A patent is granted by a government of a specific country. The applicant makes his invention public, specifying it exactly in a detailed document. In exchange, the government gives the applicant the right to exclude others from making, using or selling the invention in that country, usually for 20 years.
It’s important to know the difference between a patent application and a granted patent. A patent application is usually first filed in the applicant’s home country; the date of filing is called the “priority date”. A patent application is indicated by the letter “A” after the patent number. Information about the title and applicant is made available immediately, but the full details of the patent application are not published until 18 months after filing. Before publication, a patent examiner at the patent office does a preliminary search to check for prior relevant technology. If anything significant is found, the applicant may withdraw the application at this stage. As many as 50% of patent applications are never even published.
Before a patent is granted, it goes to full examination. If granted, it is given the letter “B” after the patent number. The invention must fulfil a number of criteria: the most important of these are that it must be novel and it must not be obvious. To be novel, the information must not be “in the public domain”; for example as another patent or in a journal.

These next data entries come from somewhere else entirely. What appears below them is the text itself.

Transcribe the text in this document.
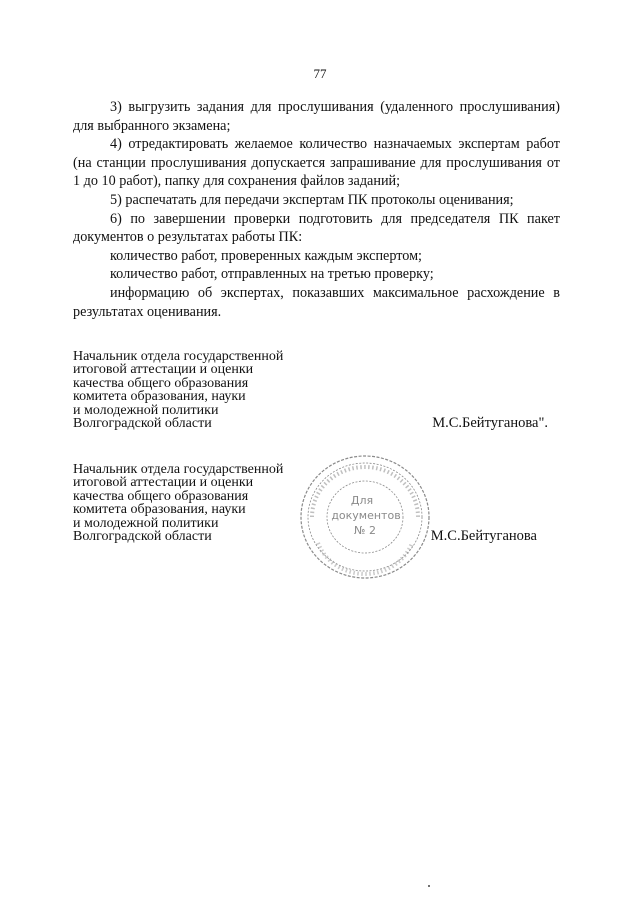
77

3) выгрузить задания для прослушивания (удаленного прослушивания) для выбранного экзамена;

4) отредактировать желаемое количество назначаемых экспертам работ (на станции прослушивания допускается запрашивание для прослушивания от 1 до 10 работ), папку для сохранения файлов заданий;

5) распечатать для передачи экспертам ПК протоколы оценивания;

6) по завершении проверки подготовить для председателя ПК пакет документов о результатах работы ПК:

количество работ, проверенных каждым экспертом;

количество работ, отправленных на третью проверку;

информацию об экспертах, показавших максимальное расхождение в результатах оценивания.

Начальник отдела государственной
итоговой аттестации и оценки
качества общего образования
комитета образования, науки
и молодежной политики
Волгоградской области	М.С.Бейтуганова".
Начальник отдела государственной
итоговой аттестации и оценки
качества общего образования
комитета образования, науки
и молодежной политики
Волгоградской области	М.С.Бейтуганова
Для
документов
№ 2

An invention is considered obvious if a person “skilled in the art”, i.e. familiar with that area of technology, finds the invention a simple, predictable improvement on something already known. As you can see it would be advisable to have professionals, such as InventHelp patent invention company, by your side.

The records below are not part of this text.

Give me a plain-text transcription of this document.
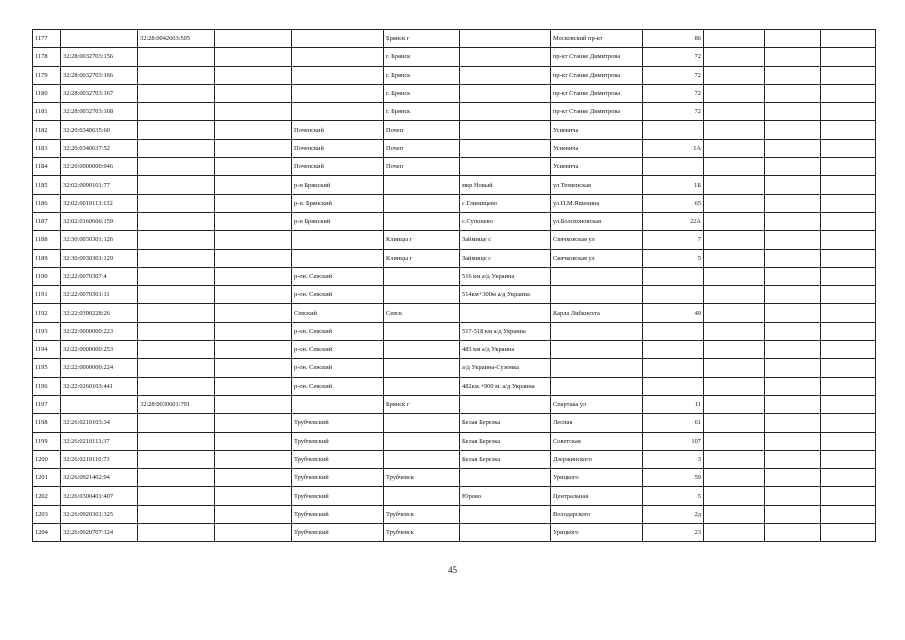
1177		32:28:0042603:505			Брянск г		Московский пр-кт	86			
1178	32:28:0032703:156				г. Брянск		пр-кт Станке Димитрова	72			
1179	32:28:0032703:166				г. Брянск		пр-кт Станке Димитрова	72			
1180	32:28:0032703:167				г. Брянск		пр-кт Станке Димитрова	72			
1181	32:28:0032703:168				г. Брянск		пр-кт Станке Димитрова	72			
1182	32:20:0340635:60			Почепский	Почеп		Усиевича				
1183	32:20:0340637:52			Почепский	Почеп		Усиевича	1А			
1184	32:20:0000000:946			Почепский	Почеп		Усиевича				
1185	32:02:0090101:77			р-н Брянский		мкр Новый	ул Тюменская	1Б			
1186	32:02:0010113:132			р-н. Брянский		с Глинищево	ул.П.М.Яшенина	65			
1187	32:02:0160606:159			р-н Брянский		с.Супонево	ул.Болохоновская	22А			
1188	32:30:0030301:126				Клинцы г	Займище с	Свячковская ул	7			
1189	32:30:0030301:129				Клинцы г	Займище с	Свячковская ул	5			
1190	32:22:0070307:4			р-он. Севский		516 км а/д Украина					
1191	32:22:0070301:11			р-он. Севский		514км+300м а/д Украина					
1192	32:22:0390228:26			Севский	Севск		Карла Либкнехта	49			
1193	32:22:0000000:223			р-он. Севский		517-518 км а/д Украина					
1194	32:22:0000000:253			р-он. Севский		483 км а/д Украина					
1195	32:22:0000000:224			р-он. Севский		а/д Украина-Суземка					
1196	32:22:0260103:441			р-он. Севский		482км.+900 м. а/д Украина					
1197		32:28:0030601:791			Брянск г		Спартака ул	11			
1198	32:26:0210103:34			Трубчевский		Белая Березка	Лесная	61			
1199	32:26:0210113:37			Трубчевский		Белая Березка	Советская	107			
1200	32:26:0210116:73			Трубчевский		Белая Березка	Дзержинского	3			
1201	32:26:0921402:94			Трубчевский	Трубчевск		Урицкого	59			
1202	32:26:0300401:407			Трубчевский		Юрово	Центральная	5			
1203	32:26:0920301:325			Трубчевский	Трубчевск		Володарского	2д			
1204	32:26:0920707:124			Трубчевский	Трубчевск		Урицкого	23			
45
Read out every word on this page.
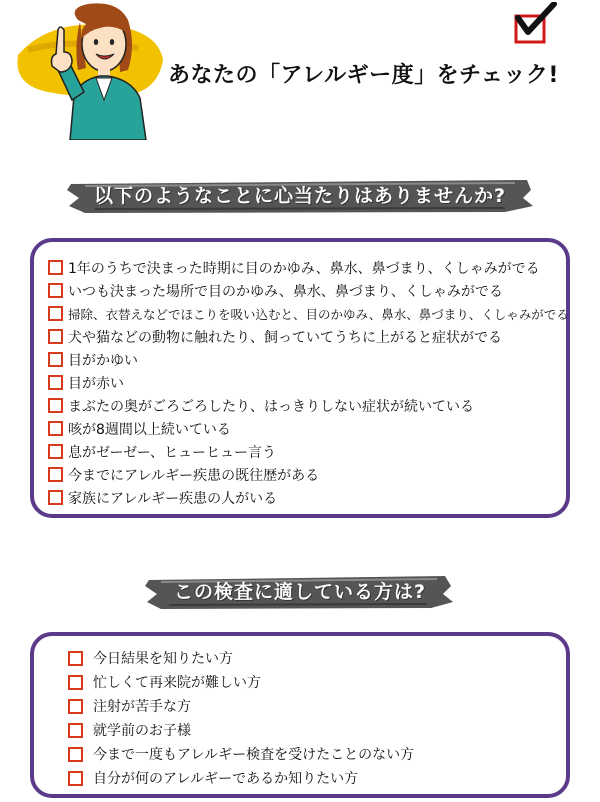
あなたの「アレルギー度」をチェック!
以下のようなことに心当たりはありませんか?
1年のうちで決まった時期に目のかゆみ、鼻水、鼻づまり、くしゃみがでる
いつも決まった場所で目のかゆみ、鼻水、鼻づまり、くしゃみがでる
掃除、衣替えなどでほこりを吸い込むと、目のかゆみ、鼻水、鼻づまり、くしゃみがでる
犬や猫などの動物に触れたり、飼っていてうちに上がると症状がでる
目がかゆい
目が赤い
まぶたの奥がごろごろしたり、はっきりしない症状が続いている
咳が8週間以上続いている
息がゼーゼー、ヒューヒュー言う
今までにアレルギー疾患の既往歴がある
家族にアレルギー疾患の人がいる
この検査に適している方は?
今日結果を知りたい方
忙しくて再来院が難しい方
注射が苦手な方
就学前のお子様
今まで一度もアレルギー検査を受けたことのない方
自分が何のアレルギーであるか知りたい方
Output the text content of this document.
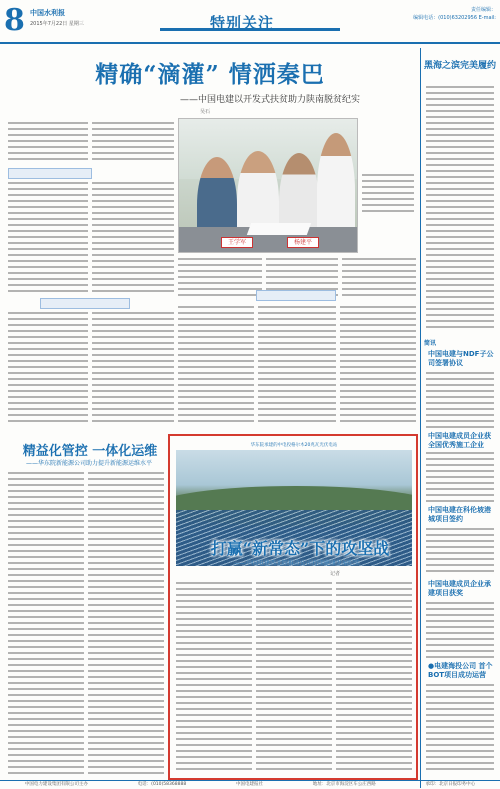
8 中国水利报
2015年7月22日 星期三	特别关注
责任编辑：
编辑电话：(010)63202956 E-mail:
精确“滴灌” 情洒秦巴
——中国电建以开发式扶贫助力陕南脱贫纪实
吴石
王学军	杨建平
黑海之滨完美履约
简讯
中国电建与NDF子公司签署协议
中国电建成员企业获全国优秀施工企业
中国电建在科伦坡港城项目签约
中国电建成员企业承建项目获奖
●电建海投公司 首个BOT项目成功运营
精益化管控 一体化运维
——华东院新能源公司助力提升新能源运维水平
华东院承建的中电投格尔木20兆瓦光伏电站
打赢“新常态”下的攻坚战
——中国电建西北院推动公司持续健康发展纪实
记者
中国电力建设集团有限公司主办	电话：(010)58368888	中国电建报社	地址：北京市海淀区车公庄西路	承印：北京日报印务中心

Once the patent is granted, fees must be paid every year to the patent office in order to keep the patent in force. If the fees are not paid (perhaps because the technology is no longer commercially important to the patent owner) the patent is deemed to have lapsed. A patent gives legal protection for 20 years from the date of filing. After that time, the patent is said to have expired.
The owner of a patent may grant a licence to other manufacturers to make use of his patent. He can charge a licensing fee.
Within 18 months of the priority date, patents may be filed in other countries. The collection of equivalent patents in different countries around the world is known as the “patent family”. An extensive patent family may indicate important technology that the owner thinks is well worth the cost of protection worldwide. Different patents in the same family are not necessarily identical. A patent examiner may have refused a claim in one country while an examiner in another country may have permitted it. This means that, for any patent that is very important to you, it is essential to ask the patent agency to check the exact wording and claims for the countries in which you want to manufacture or sell. InventHelp patent services can help you with this.
A European patent is a simple way of obtaining patents in a number of countries in Europe, by filing a single application (which must be in English, German or French). After the patent is granted, fees have to be paid in each country, so the patent may be allowed to lapse in some countries and remain in force in others.
“World” patents or PCT patents (Patent Cooperation Treaty) are not patents that are valid throughout the whole world. Rather, they are a way of making a single international application in one language and having a single international search, which is valid in all countries. The patent assignee then has to apply to the national patent office in each country of interest, for the patent to be granted in each country.
USA patents are interesting because they must by law give a more detailed description and drawings than is required in other countries. Additionally, they must give a detailed description of the prior art. This means that USA patents are often a good source of technical information and of references to previous patents in the field.